Nov 27, 2019
Kornel Szrejber is the host of the Build Wealth Canada Show. He has been featured for paying off his mortgage in only six years while still in his 20s and becoming one of Canada's youngest retirees at the age of 32. He now runs his popular personal finance and investing podcast created specifically for Canadians.
Kornel interviews top personal finance experts to share their best practices, tips, and tactics when it comes to investing and personal financial planning in Canada. He also runs Canada's largest personal finance and investing conference.
“We sort of just, got scared, let fear take control, buried our heads in the sand, and said, let's just pretty much ignore the stock market and go for this short thing of paying off a mortgage.”
Kornel and his wife set out to be financially independent straight out of university. They were smart about their money right off the bat.
While other young couples were enjoying the benefits of having well-paying jobs straight from college, Kornel and his wife decided to live off one of their salaries and use the other one to pay off their mortgage quicker.
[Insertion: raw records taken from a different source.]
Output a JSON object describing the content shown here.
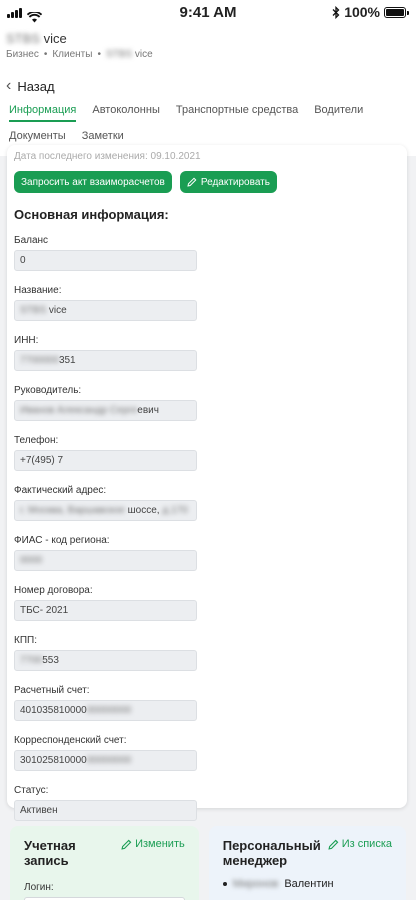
{
  "status_bar": {
    "time": "9:41 AM",
    "battery": "100%",
    "battery_level": 1.0
  },
  "header": {
    "company_name": "vice",
    "breadcrumb": [
      "Бизнес",
      "Клиенты",
      "vice"
    ],
    "back_label": "Назад"
  },
  "tabs": [
    {
      "label": "Информация",
      "active": true
    },
    {
      "label": "Автоколонны"
    },
    {
      "label": "Транспортные средства"
    },
    {
      "label": "Водители"
    },
    {
      "label": "Документы"
    },
    {
      "label": "Заметки"
    }
  ],
  "info": {
    "updated": "Дата последнего изменения: 09.10.2021",
    "request_button": "Запросить акт взаиморасчетов",
    "edit_button": "Редактировать",
    "section_title": "Основная информация:",
    "fields": [
      {
        "label": "Баланс",
        "value": "0"
      },
      {
        "label": "Название:",
        "value": "vice"
      },
      {
        "label": "ИНН:",
        "value": "351"
      },
      {
        "label": "Руководитель:",
        "value": "евич"
      },
      {
        "label": "Телефон:",
        "value": "+7(495) 7"
      },
      {
        "label": "Фактический адрес:",
        "value": "шоссе,"
      },
      {
        "label": "ФИАС - код региона:",
        "value": ""
      },
      {
        "label": "Номер договора:",
        "value": "ТБС- 2021"
      },
      {
        "label": "КПП:",
        "value": "553"
      },
      {
        "label": "Расчетный счет:",
        "value": "401035810000"
      },
      {
        "label": "Корреспонденский счет:",
        "value": "301025810000"
      },
      {
        "label": "Статус:",
        "value": "Активен"
      }
    ]
  },
  "account": {
    "title": "Учетная запись",
    "change_link": "Изменить",
    "login_label": "Логин:",
    "login_value": "•••••••••••••••••"
  },
  "manager": {
    "title": "Персональный менеджер",
    "list_link": "Из списка",
    "name": "Валентин"
  }
}
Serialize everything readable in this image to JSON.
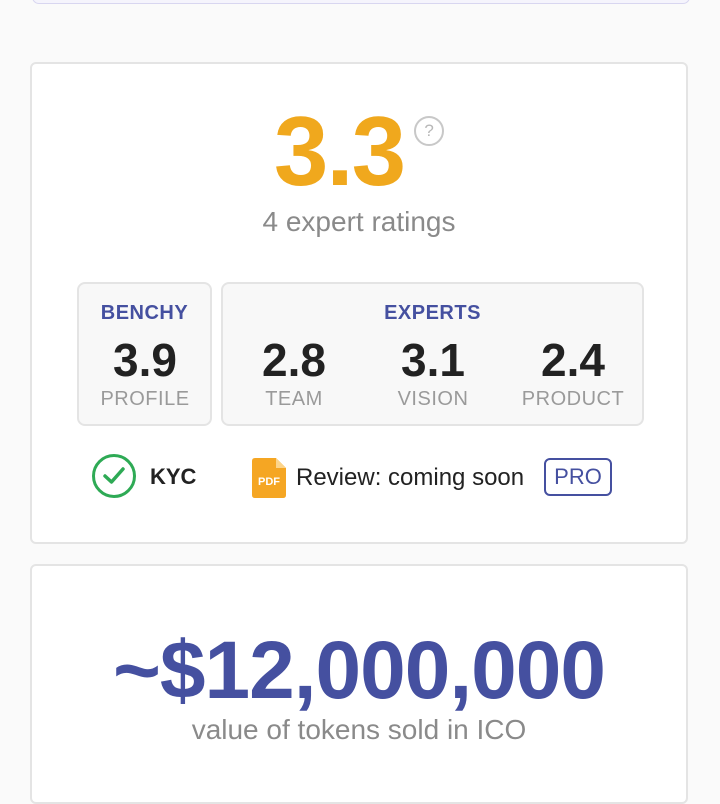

They were also considering to save for retirement, but before they could make a decision the 2008 financial crisis hit. Investors were freaking out because they were losing hundreds of thousands of dollars in their investment accounts.
As young graduates, they didn't know much about investing in public markets or opportunity costs. And so they got completely scared off from the markets and decided to go for the sure thing, which was paying off their mortgage.
They did manage to impressively fully pay off their mortgage within six years, something that is rare in Canada. They even got featured in both of the major personal finance magazines in Canada, some large blogs and podcasts, and in a book. But despite this nice milestone, they missed out on an important investment opportunity.
At the time they were getting the mortgage, interest rates were at historic lows, and therefore, they had a guaranteed rate of return. On the other hand, the markets went incredibly up after recovering from the 2008 financial crisis.
Getting rid of their mortgage debt gave them good peace of mind. But by ignoring other investment opportunities, they increased their opportunity cost. Had they put some of the money they used to pay off their mortgage in the stock market, it would have far exceeded the interest payments that they were paying.
When the 2008 financial crisis hit and the markets were really low, that was a really good time to invest and make profits as the markets recovered.
While paying off a mortgage fast has its benefits, reducing the payments and investing some of the money in stock markets instead, could get you a much higher return while still enjoying the appreciation of your house.
Don’t let fear make you run for what seems safe. Instead, learn more about the risk you’re afraid of taking. After that, you’ll be less afraid and more confident to make a decision.
Generally, debt is bad, but super low levels of debt could be beneficial. For instance, instead of buying a house with cash, you can take a low-cost mortgage and use that cash to invest in other investments with higher returns.
Even the smartest investors make poor judgment calls, and being a rookie investor doesn’t mean that you can’t win big. Kornel’s worst investment also opened up all sorts of opportunities for him.
Don’t take the fear or ignorance is bliss approach. Instead, at least learn about DIY (do-it-yourself) investing, especially the division of index investing, see if maybe that is something that you can do.
Kornel’s number one goal is to continue getting top-notch guests for his podcast because he wants to remain at the top of the rankings and continue to be a good personal financial management resource for Canadians to use. He also intends to make the Canadian Financial Summit even bigger next year.
“Start using maybe a fee-for-service financial advisor, or at least look into how your current advisor or a financial planner is compensated because that's another very common trap.”
What Kornel is emphasizing is that you need to know how your financial advisor is benefitting from working with you. This is because they could be getting a hefty commission for recommending certain products to you. This could cause a conflict of interest, and they may recommend what's not right for you, but what's right for them because they're going to get a promotion or a bonus commission.